EmbedGuard: Cross-Layer Detection and Provenance Attestation for Adversarial Embedding Attacks in RAG Systems

Abstract

Embedding-based Retrieval-Augmented Generation (RAG) systems are critical infrastructure for production AI applications, yet remain vulnerable to embedding space poisoning attacks that achieve disproportionate success with minimal payloads (less than 1% corpus contamination achieving greater than 80% attack success rates). Current defense approaches optimize for isolated attack surfaces, making them vulnerable to coordinated attacks distributing adversarial signals across architectural layers.

EmbedGuard is an adaptive, cross-layer detection framework integrating hardware-backed cryptographic attestation with statistical anomaly detection across four RAG architectural layers: prompt injection detection, TEE-based embedding attestation, retrieval distributional analysis, and output consistency verification. The framework employs weighted multi-signal fusion to correlate individually benign signals that collectively indicate attacks.

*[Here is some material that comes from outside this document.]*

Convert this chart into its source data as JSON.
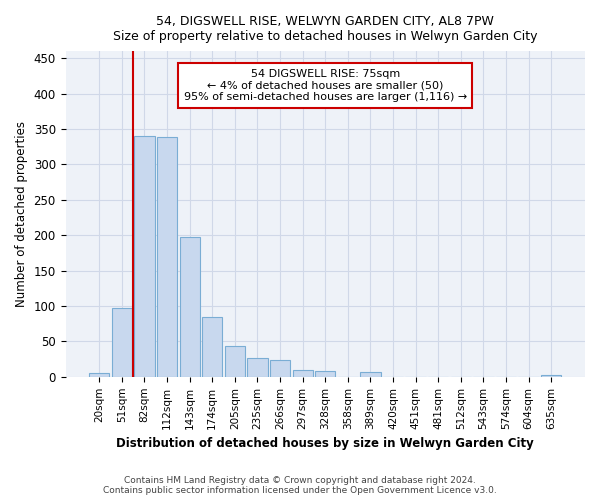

Evaluation on the EmbedGuard Benchmark v1.0—comprising Natural Questions (N=50), HotpotQA (N=25), MS-MARCO (N=25), and a curated injection attack dataset (N=35) spanning 25 attack categories—demonstrates 100% detection rate (30/30 attacks) with 0% false positive rate (0/105 benign queries) at sub-millisecond latency (0.04ms mean, p99 < 0.14ms on AMD EPYC 7542). Statistical significance is confirmed via Wilcoxon signed-rank test (p < 0.001). The cross-layer architecture detects all tested attack variants including direct instruction injection, jailbreak attempts, encoding obfuscation, context manipulation, and composite multi-vector attacks.